In a post on the AMP blog Tuesday, Malte Ubl, Tech Lead for the AMP Project, wrote that one of the biggest moves was to separate ad requests from ad rendering. Ubl showed a how this impacts ad loading compared to a non-AMP HTML ad in the GIF below.

amp for ads comparison

To address the issue of the payload drain caused by data collection and measurement tools ads typically carry, Ads for AMP will be able to take use the “amp-analytics” mechanism built into AMP that includes measurement code that is vendor-neutral and supports a wide range of metrics.

“This means ads can take advantage of the same “instrument once, report many times” feature that benefits AMP pages today, completely eliminating the bandwidth and runtime cost,” caused by ads loaded code from multiple tools, Ubl explained.

On Tuesday, Google says its research found the average mobile site takes 19 seconds to load and estimates mobile sites that load within five seconds could double their revenue above the average. On Tuesday, Google also noted that, on average, AMP HTML pages load four times faster and use one-tenth the data of non-AMP pages on mobile devices.

Ubl stressed that it’s early days for A4A, and the initiative is still in “the early experimentation and implementation phase.”

Dynamic native ads available programmatically

Google first announced its new automated, responsive native ads — created on the fly from an advertiser-provided headline, image and text to match the look, feel and sizing of a publisher’s content — at Google Performance Summit in May. Now, advertisers using DoubleClick Bid Manager can buy these auto-generated native ads programmatically.

Publishers using DoubleClick can make native ad inventory available for both mobile websites and apps either via programmatic or direct sales. The hope is that automating both the creative and traffic processes for native ads, Google can scale native ads across mobile publishers and make a dent in a market dominated by Facebook.

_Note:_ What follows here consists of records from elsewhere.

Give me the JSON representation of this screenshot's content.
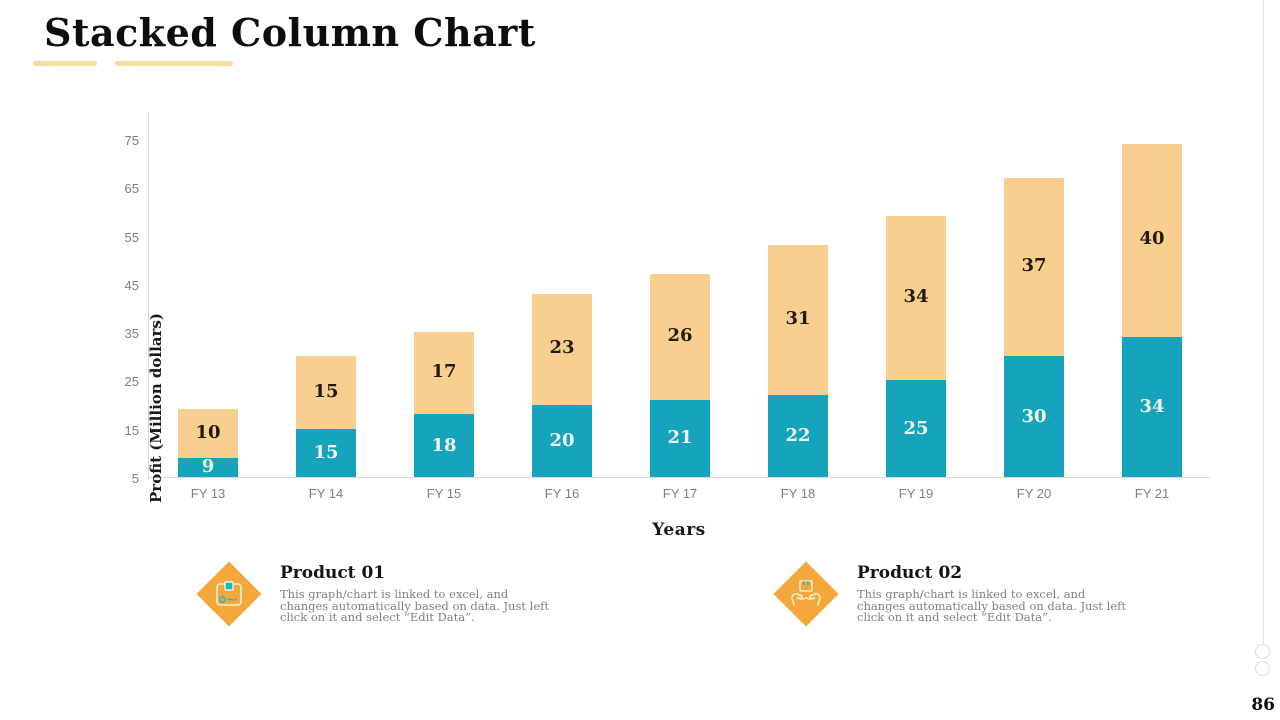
{
  "title": "Stacked Column Chart",
  "page_number": "86",
  "chart_data": {
    "type": "bar",
    "stacked": true,
    "xlabel": "Years",
    "ylabel": "Profit  (Million dollars)",
    "categories": [
      "FY 13",
      "FY 14",
      "FY 15",
      "FY 16",
      "FY 17",
      "FY 18",
      "FY 19",
      "FY 20",
      "FY 21"
    ],
    "series": [
      {
        "name": "Product 01",
        "color": "#15a4bc",
        "label_color": "#eff5ec",
        "values": [
          9,
          15,
          18,
          20,
          21,
          22,
          25,
          30,
          34
        ]
      },
      {
        "name": "Product 02",
        "color": "#f9cf8f",
        "label_color": "#241b10",
        "values": [
          10,
          15,
          17,
          23,
          26,
          31,
          34,
          37,
          40
        ]
      }
    ],
    "ylim": [
      5,
      75
    ],
    "yticks": [
      5,
      15,
      25,
      35,
      45,
      55,
      65,
      75
    ],
    "grid": false,
    "legend_position": "bottom",
    "axis_color": "#d9d9d9",
    "tick_label_color": "#7f7f7f"
  },
  "legend": {
    "items": [
      {
        "label": "Product 01",
        "icon": "package-box-icon",
        "accent_color": "#f4a83c",
        "description": "This graph/chart is linked to excel, and changes automatically based on data.  Just left click on it and select “Edit Data”."
      },
      {
        "label": "Product 02",
        "icon": "hands-holding-box-icon",
        "accent_color": "#f4a83c",
        "description": "This graph/chart is linked to excel, and changes automatically based on data.  Just left click on it and select “Edit Data”."
      }
    ]
  }
}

responsive google-built native display ads for mobile

Native ads are auto-generated from an advertisers’ headline, image and ad copy.


Programmatic deal with Time Warner

On Tuesday, Google also announced a global deal with Time Warner that spans the publishing giant’s businesses to facilitate programmatic buying, ad serving and measurement for its agencies and properties like CNN, Game of Thrones and Harry Potter.

Google said media companies on DoubleClick for Publishers have seen revenue from programmatic video advertising rise more than 6X, and advertisers buying video via programmatic direct on DoubleClick Bid Manager increased their spend by more than 7X last year. Programmatic direct has been a growing slice of the programmatic landscape; Google said programmatic direct deals on DoubleClick AdExchange tripled in 2015.